We'll soon raise a generation of robots, at this rate. People who do things just because everyone else around them is doing the same.

Now, one of the people supposed to mastermind the "3" in my then blueprint was Aaron Aroriza, a fine Architect with the brains and experience to match.

Once, I casually asked him how much I needed to put up a basic house. He had set up something cost-effective and decent that I felt I could ape and "live happily ever after".

"10 million and you should be good to start. Then you take one step at a time", he said.

Every time I took a stroll around my suburbia with family, I showed them one of his projects and remind them about how the brains behind that project will soon be camping at mine.

Nature, lady luck or "hard work" (like those mystery Pakasa tycoons want us to believe) soon handed me what I thought was enough to tickle Aaron’s fancy, only to discover that my friend had moved on (from small projects, not the profession).

He now rolled with the big boys, and my fantasy house now looked like the equivalent of a servant’s quarter’s extension that probably did not deserve his full attention.
The man I had last seen pushing a humble Kikumi now moved around in a mini-monster of an SUV that roars and the rest of the road users listen.

Aaron turns 30-something today (Is men’s age supposed to be kept confidential as well?) in what should be a merry-filled day for the unassuming Architect.

Happy birthday, chief. When I grow up, I want to be like you.

Monday, August 7, 2017

Commentary | Sauti Ya Africa finally coming of age?

When I first heard about them, seven years ago, Sauti Ya Africa were doing renditions of classic and opera music, with a few staggered original compositions of their own.

They were doing this kind of genre you would never see advertised for shows like Ekiggunda, where every homosapien that has been to a Ugandan music studio gets a chance to arouse the weed in the crowd; from wannabe satirists like Mathias Walukagga to musical slay queens like Winnie Nwagi and Irene Ntale.

I was mulling over an artiste that would perform at my impending wedding and I had failed to get Silver Kyagulanyi’s contact. So we settled for this relatively unknown bunch of talented upstarts as our plan B.

A friend had recommended them, and my mind was like "why not?" We set about hunting for them in a fruitful search that ended with myself at one end of the negotiating table and Ben Katumba at the other.

Ben is one quarter of the singing quartet that is Sauti Ya Africa. They were supposed to have been our version of Sauti Sol, but they got lots of swag before actually becoming famous. And that is how they ended up where they are.

Calm and collected, he looks you in the eye with the valor of a heavyweight boxer and the guile of a Mossad operative. He makes you imagine he is even listening to things you are about to say. I finally thought I had interacted with an artiste who would note down every detail of our agreement.

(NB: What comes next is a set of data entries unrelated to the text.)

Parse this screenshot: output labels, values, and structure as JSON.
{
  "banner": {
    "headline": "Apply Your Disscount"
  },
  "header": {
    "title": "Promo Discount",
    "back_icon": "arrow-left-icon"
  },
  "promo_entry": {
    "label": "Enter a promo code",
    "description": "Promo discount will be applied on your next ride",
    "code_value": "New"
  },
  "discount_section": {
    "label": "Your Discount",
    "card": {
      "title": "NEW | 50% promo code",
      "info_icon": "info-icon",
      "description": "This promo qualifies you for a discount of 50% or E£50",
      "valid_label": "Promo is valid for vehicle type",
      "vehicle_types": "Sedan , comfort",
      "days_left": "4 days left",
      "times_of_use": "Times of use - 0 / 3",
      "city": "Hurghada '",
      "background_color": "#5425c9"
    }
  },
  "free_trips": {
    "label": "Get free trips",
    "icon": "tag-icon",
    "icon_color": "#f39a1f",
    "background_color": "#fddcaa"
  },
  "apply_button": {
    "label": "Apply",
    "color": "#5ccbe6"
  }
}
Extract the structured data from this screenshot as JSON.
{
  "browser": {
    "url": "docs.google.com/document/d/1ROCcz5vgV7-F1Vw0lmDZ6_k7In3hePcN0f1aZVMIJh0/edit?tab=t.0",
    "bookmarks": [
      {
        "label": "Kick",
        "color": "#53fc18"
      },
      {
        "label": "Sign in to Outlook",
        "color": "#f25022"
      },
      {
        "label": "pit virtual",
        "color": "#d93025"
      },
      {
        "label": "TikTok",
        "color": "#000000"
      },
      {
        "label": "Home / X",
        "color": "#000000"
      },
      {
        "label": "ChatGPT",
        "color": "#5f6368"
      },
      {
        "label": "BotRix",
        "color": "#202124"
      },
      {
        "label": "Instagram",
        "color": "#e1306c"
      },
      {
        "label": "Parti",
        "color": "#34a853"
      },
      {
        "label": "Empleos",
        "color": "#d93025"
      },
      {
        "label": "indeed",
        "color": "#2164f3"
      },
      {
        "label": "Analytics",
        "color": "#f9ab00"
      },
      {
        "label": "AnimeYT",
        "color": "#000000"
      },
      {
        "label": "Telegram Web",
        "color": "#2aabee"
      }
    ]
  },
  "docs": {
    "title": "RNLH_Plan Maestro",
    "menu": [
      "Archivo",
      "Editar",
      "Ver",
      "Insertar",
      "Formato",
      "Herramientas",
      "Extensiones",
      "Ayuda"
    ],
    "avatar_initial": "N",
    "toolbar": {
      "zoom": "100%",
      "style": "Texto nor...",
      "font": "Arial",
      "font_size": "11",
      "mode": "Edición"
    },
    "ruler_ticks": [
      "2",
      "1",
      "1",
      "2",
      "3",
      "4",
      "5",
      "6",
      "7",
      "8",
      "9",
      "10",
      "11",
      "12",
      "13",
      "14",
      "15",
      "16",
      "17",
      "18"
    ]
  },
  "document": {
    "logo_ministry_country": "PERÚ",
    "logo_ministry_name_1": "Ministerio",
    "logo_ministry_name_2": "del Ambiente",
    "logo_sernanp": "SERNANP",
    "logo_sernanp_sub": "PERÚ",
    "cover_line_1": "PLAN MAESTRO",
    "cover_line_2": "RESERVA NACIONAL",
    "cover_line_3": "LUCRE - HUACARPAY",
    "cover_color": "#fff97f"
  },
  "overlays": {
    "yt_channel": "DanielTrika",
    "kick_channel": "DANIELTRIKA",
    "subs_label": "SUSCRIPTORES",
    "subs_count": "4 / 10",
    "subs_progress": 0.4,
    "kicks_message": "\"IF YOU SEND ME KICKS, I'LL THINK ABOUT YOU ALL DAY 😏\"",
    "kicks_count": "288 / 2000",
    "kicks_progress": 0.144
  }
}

A deal was struck, and they were to do five songs. Two of them were to be of their choice while the other two would be my own. The fifth was supposed to be a surprise composition to my wife in, largely, a choice and tone of my words, done in pop genre.

Come D-Day, and one of my choices was been ditched. Of course I couldn’t run off the dais to remind them of our agreement, though they delivered on the surprise song for the bride.

Those who knew their type of music had fun, while those who didn’t went to sleep every time they stepped on stage.

"Bano abantu abaatwebasa otulo ku mbaga yo wali obajje wa?", asked one of my friends a few weeks after the wedding.

A couple of years down the road, and they were doing shows in almost every country that appreciates music, and had transformed into a pricier outfit.

The latest release from their music repertoire is "Amaalo", a song that has had music critiques like Timothy Kalyegira (who probably considers himself too sophisticated to review Ugandan music) and Dennis Asiimwe wax lyrical about their talent.

The transformation, of course, extended to their lifestyle. A phalanx of musical hopefuls that once hauled themselves in a tired Mitsubishi Challenger now moves in a fleet of Pearl White Toyota Mark Xs.


One day, I should accost them and demand for my song.